Ich wußte, was uns am Fuß der Rampe erwartete. Ich wußte es... Das war es ja gerade, was Den Traum zu einem Alptraum machte. Ich wußte es, aber ich konnte mein Wissen niemandem mitteilen. Hawk, Toshi und Greybriar hatten sich bereit erklärt, mich bei diesem Job zu begleiten, da sie glaubten, daß sie eine Verbindung zwischen Yamatetsus Abteilung für Integrierte Systemprodukte und der neuen Traumchip-Geißel der Straße, 2XS, entdecken würden. Schlimmstenfalls rechneten sie damit, es mit Konzernsicherheitstruppen und vielleicht Chip-Dealern zu tun zu bekommen. Ich wußte es besser.
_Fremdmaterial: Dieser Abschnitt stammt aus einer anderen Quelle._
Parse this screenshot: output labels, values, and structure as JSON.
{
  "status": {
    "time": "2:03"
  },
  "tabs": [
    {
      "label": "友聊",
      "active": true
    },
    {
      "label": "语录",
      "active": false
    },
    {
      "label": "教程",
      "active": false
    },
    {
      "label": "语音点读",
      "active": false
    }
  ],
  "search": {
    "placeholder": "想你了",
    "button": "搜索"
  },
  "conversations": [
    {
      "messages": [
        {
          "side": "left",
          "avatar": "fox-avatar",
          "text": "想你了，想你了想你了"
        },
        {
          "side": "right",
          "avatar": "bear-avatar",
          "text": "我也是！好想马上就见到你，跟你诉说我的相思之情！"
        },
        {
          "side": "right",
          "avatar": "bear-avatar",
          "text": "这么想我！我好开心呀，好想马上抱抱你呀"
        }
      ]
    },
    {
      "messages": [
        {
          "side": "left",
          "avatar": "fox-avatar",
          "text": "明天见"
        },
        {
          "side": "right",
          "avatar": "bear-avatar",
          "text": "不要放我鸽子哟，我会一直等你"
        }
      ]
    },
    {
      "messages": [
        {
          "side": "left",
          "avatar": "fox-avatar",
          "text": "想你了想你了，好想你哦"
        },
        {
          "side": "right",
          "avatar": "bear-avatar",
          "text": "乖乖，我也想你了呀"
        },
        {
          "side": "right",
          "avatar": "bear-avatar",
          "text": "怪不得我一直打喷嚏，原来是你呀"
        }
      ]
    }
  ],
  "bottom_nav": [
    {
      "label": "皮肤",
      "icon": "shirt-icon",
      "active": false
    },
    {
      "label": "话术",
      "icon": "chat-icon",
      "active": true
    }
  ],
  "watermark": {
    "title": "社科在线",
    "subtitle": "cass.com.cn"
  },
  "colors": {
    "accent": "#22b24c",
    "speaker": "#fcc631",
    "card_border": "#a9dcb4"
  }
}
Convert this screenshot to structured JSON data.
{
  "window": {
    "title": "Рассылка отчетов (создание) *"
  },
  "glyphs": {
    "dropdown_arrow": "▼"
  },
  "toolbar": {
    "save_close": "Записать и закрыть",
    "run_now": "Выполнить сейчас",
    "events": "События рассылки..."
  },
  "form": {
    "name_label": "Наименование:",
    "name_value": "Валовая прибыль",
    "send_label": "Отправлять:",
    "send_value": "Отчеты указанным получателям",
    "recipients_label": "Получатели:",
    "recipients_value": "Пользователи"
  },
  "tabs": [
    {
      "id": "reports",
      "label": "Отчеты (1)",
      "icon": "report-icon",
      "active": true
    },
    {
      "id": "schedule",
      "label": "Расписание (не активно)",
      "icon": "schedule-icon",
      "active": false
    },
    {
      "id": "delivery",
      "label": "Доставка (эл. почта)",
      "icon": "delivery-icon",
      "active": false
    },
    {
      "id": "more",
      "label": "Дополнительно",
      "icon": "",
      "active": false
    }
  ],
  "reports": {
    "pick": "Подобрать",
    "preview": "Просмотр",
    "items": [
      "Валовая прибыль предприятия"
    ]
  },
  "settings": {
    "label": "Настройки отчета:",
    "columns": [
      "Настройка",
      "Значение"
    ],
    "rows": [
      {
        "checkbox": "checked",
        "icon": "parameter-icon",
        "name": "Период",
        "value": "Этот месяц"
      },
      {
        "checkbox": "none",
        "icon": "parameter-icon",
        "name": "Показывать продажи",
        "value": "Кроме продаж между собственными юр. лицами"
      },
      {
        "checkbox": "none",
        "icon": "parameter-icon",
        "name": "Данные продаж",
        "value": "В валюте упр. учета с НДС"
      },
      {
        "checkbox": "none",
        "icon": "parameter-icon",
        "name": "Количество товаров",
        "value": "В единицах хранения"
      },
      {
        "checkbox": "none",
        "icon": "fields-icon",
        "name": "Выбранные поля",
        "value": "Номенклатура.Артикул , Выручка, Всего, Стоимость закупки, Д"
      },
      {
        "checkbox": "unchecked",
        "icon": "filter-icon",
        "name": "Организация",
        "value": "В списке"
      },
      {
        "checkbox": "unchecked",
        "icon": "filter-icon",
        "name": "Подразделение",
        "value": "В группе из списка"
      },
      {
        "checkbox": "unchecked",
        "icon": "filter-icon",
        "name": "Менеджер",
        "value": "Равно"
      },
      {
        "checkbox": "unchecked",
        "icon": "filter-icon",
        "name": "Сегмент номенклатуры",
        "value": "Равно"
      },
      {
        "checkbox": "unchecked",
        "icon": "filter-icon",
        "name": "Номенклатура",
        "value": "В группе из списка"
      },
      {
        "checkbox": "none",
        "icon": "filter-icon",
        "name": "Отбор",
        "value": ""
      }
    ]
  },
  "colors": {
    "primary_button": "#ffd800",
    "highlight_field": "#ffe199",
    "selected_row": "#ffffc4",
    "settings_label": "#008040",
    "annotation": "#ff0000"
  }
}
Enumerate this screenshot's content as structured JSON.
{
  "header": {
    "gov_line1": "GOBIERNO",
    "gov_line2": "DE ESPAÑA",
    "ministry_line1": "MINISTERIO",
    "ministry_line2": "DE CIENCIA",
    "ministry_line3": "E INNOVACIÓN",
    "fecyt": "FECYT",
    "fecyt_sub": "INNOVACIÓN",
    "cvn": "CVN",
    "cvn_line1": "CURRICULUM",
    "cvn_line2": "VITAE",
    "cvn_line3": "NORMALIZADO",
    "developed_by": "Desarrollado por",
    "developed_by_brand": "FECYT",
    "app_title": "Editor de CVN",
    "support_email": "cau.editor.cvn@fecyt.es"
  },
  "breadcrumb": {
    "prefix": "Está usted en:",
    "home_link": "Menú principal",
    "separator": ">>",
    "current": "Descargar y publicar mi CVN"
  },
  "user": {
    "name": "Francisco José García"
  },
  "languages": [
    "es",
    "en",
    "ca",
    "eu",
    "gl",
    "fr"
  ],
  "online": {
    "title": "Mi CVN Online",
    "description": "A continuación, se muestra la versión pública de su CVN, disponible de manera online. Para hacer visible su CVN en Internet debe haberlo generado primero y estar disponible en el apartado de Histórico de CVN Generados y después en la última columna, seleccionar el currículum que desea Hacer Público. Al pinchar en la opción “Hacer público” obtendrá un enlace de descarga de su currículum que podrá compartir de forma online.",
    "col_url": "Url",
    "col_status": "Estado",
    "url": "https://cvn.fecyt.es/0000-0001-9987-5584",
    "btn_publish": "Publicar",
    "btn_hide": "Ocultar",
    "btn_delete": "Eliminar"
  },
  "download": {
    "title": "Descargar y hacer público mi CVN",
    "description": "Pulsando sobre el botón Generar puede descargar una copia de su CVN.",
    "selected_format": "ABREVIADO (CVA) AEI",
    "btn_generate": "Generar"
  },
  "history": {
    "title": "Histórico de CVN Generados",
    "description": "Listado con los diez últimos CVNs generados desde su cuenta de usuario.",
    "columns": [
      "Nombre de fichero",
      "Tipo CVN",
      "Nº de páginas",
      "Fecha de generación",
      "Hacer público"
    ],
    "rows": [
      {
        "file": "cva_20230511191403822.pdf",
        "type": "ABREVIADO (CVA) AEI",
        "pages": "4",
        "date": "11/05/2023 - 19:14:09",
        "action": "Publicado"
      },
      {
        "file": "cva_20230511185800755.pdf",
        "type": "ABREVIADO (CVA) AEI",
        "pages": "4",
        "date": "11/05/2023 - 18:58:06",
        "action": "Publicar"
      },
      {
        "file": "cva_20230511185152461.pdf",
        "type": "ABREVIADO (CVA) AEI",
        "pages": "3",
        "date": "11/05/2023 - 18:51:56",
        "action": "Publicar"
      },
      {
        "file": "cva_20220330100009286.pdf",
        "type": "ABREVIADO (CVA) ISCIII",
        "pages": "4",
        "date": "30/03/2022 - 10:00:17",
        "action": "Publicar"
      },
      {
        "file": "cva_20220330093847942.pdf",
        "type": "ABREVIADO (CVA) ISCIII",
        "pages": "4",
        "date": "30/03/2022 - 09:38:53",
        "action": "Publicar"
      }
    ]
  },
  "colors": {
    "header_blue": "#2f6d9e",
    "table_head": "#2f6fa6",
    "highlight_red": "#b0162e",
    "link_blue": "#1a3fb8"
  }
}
Wir erreichten das Ende der Rampe und sahen die Tür vor uns, von der ich gewußt hatte, daß sie sich dort befand. Ich wußte nur allzu gut, was wir auf der anderen Seite der Tür vorfinden würden, und ich konnte es nicht mehr ertragen. Ich versuchte zu sprechen, Hawk und die anderen zu warnen, aber ich bekam die Worte einfach nicht heraus. Als Toshi das Magnetschloß knackte, konnte ich nicht mehr tun, als mich abzuwenden.
Ich konnte das alles nicht noch einmal durchmachen. Trotz der langen Zeit, die inzwischen vergangen war -obwohl ich meine Schwester Theresa lebendig, clean und nüchtern gesehen hatte -, konnte ich es nicht ertragen. Es würde mich zerfetzen, all die seelischen Wunden in meinem Innern wieder aufreißen, die fast verheilt waren. Ich konnte nicht in diesen Raum mit den leicht gewölbten Wänden blicken und Theresa dort liegen sehen, deren komatöser Körper durch eine widerlich gelbe Nabelschnur mit der Wand des Raumes verbunden war...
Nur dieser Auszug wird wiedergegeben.